Some Common Coaching Myths Debunked

 #1 Coaching is advice-giving.

Coaches ask questions that help you look to at your issue and concerns in new ways. I love hearing the “Oh!” or “Ahhhh,” sound of a client having a realization–when something just clicks that did not occur to them before. Their excitement of being opened to a totally unexpected perspective through the process of inquiry is palpable.
Tweet:  Presence, attention and curiosity can lead to some startling discoveries about ourselves, our patterns, our beliefs, and our possibilities.
Presence, attention, and curiosity can lead to startling discoveries about ourselves, our patterns, our beliefs, and our possibilities.
While a coach may pick up on things you’ve never seen in yourself and be able to reflect that back to you with some encouragement or challenge, we are less attached to any outcome or any fixed way of solving anything, and more focused on bringing you into your own best heart-centered advice.

#2 Coaching is about the future, therapy about the past.

Coaching and therapy overlap in many ways. Effective therapists will integrate present time issues and strengths and future goals with an understanding of past influences.

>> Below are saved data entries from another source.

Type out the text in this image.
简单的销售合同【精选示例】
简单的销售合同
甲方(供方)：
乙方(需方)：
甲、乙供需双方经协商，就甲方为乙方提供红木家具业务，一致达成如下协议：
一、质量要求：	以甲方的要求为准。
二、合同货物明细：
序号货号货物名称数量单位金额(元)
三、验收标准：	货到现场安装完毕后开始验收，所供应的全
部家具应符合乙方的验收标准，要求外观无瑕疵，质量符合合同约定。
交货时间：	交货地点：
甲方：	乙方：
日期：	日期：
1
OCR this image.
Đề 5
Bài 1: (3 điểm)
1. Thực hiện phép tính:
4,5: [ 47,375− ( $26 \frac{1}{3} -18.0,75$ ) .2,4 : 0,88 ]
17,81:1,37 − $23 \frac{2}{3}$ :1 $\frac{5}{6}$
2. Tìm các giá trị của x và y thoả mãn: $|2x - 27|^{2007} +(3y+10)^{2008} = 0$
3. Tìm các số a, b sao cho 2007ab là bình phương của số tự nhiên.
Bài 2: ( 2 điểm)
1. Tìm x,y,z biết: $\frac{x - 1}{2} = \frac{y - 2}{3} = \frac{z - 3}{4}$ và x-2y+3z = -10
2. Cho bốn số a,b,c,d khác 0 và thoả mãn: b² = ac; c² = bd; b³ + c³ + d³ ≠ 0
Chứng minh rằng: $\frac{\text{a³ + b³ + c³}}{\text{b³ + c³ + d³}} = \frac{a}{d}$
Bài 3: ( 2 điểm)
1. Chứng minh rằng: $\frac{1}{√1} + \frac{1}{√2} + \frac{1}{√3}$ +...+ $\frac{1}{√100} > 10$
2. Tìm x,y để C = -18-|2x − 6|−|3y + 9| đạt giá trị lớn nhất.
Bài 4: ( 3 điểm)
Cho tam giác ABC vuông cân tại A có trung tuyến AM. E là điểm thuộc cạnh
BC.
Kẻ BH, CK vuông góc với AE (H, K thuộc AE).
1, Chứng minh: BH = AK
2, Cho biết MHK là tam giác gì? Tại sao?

Same with coaches.

The International Coaching Federation (ICF) distinguishes therapy as a field that is primarily concerned with “resolving difficulties arising from past that hamper an individual’s emotional functioning in the present, improving overall psychological functioning.” As a coach, I am not qualified nor comfortable working with pervasive patterns of dysfunction or mental illness and will refer clients for whom I am not a good fit to someone more equipped.

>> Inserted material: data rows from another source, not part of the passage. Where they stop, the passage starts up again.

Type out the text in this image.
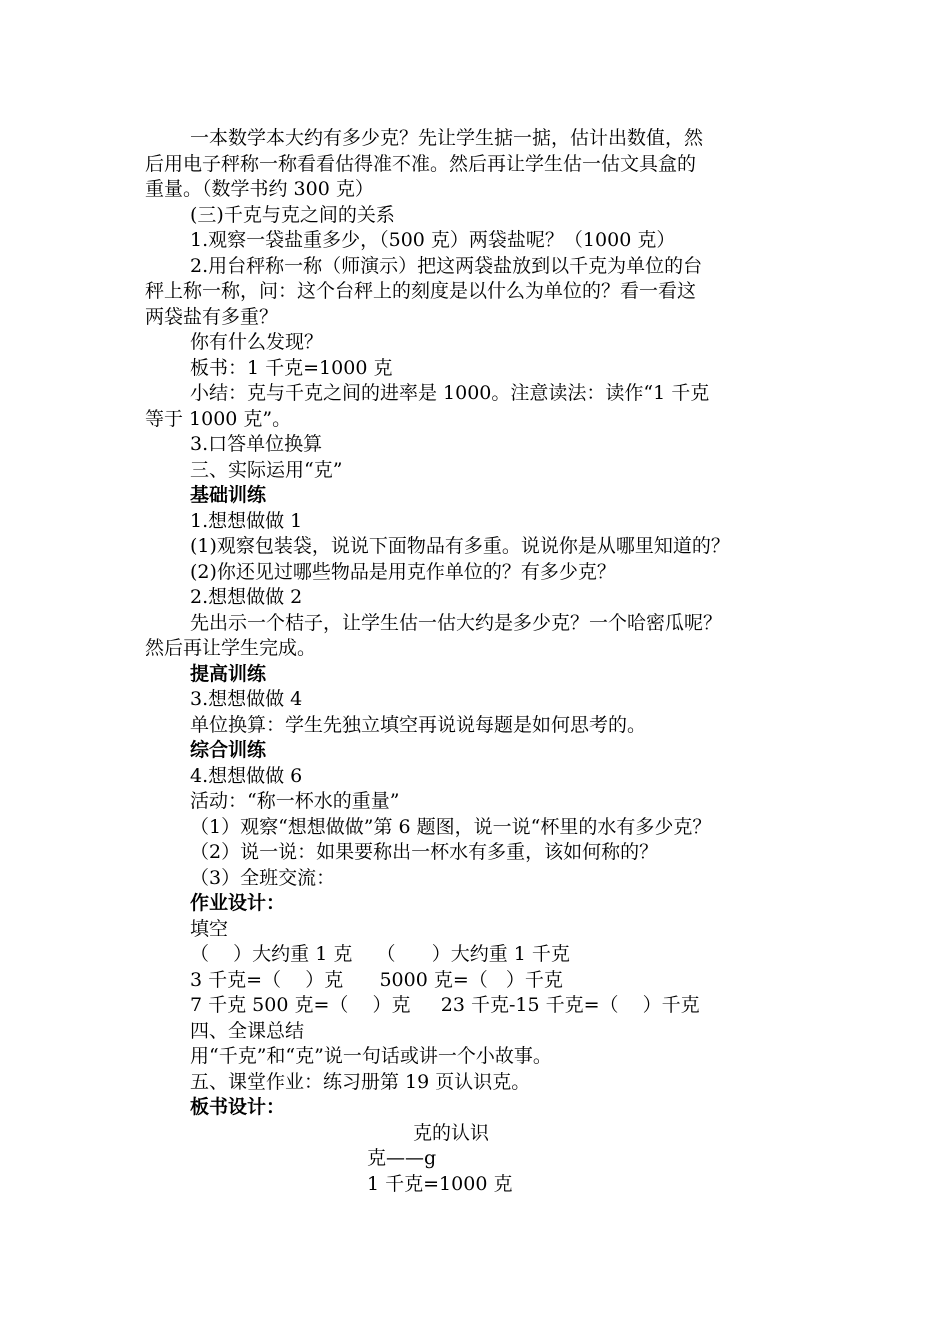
一本数学本大约有多少克？先让学生掂一掂，估计出数值，然
后用电子秤称一称看看估得准不准。然后再让学生估一估文具盒的
重量。（数学书约 300 克）
(三)千克与克之间的关系
1.观察一袋盐重多少，（500 克）两袋盐呢？（1000 克）
2.用台秤称一称（师演示）把这两袋盐放到以千克为单位的台
秤上称一称，问：这个台秤上的刻度是以什么为单位的？看一看这
两袋盐有多重？
你有什么发现？
板书：1 千克=1000 克
小结：克与千克之间的进率是 1000。注意读法：读作“1 千克
等于 1000 克”。
3.口答单位换算
三、实际运用“克”
基础训练
1.想想做做 1
(1)观察包装袋，说说下面物品有多重。说说你是从哪里知道的？
(2)你还见过哪些物品是用克作单位的？有多少克？
2.想想做做 2
先出示一个桔子，让学生估一估大约是多少克？一个哈密瓜呢？
然后再让学生完成。
提高训练
3.想想做做 4
单位换算：学生先独立填空再说说每题是如何思考的。
综合训练
4.想想做做 6
活动：“称一杯水的重量”
（1）观察“想想做做”第 6 题图，说一说“杯里的水有多少克？
（2）说一说：如果要称出一杯水有多重，该如何称的？
（3）全班交流：
作业设计：
填空
（    ）大约重 1 克    （      ）大约重 1 千克
3 千克=（    ）克      5000 克=（   ）千克
7 千克 500 克=（    ）克     23 千克-15 千克=（    ）千克
四、全课总结
用“千克”和“克”说一句话或讲一个小故事。
五、课堂作业：练习册第 19 页认识克。
板书设计：
克的认识
克——g
1 千克=1000 克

Realistically, though, on a spectrum, all people share many of the same patterns of what is labeled as “dysfunction.” That is: disconnection, fear, the inner critic, resistance, shame, and core wounding.

As a coach, my approach is to focus on offering validation, compassion, questioning limiting beliefs, collaborating on taking action, and holding clients accountable–all in the here and now.

#3 The Coach leads the coaching process and has the control over the relationship.

Coaching is a co-creative process that is most successful when the client feels driven to make a change and is willing to look at themselves and their choices honestly and show up vulnerably.

The client will set the agenda by choosing the focus and goals for the coaching relationship. The client will collaborate with coach to come up with practices and the client will take action steps, however small, towards their goals.

The coach facilitates the process and brings an eclectic toolkit along to assist the clients in uncovering the real desires behind their goals and continually bringing the client into deeper self-awareness. Either client or coach can end the relationship at any time.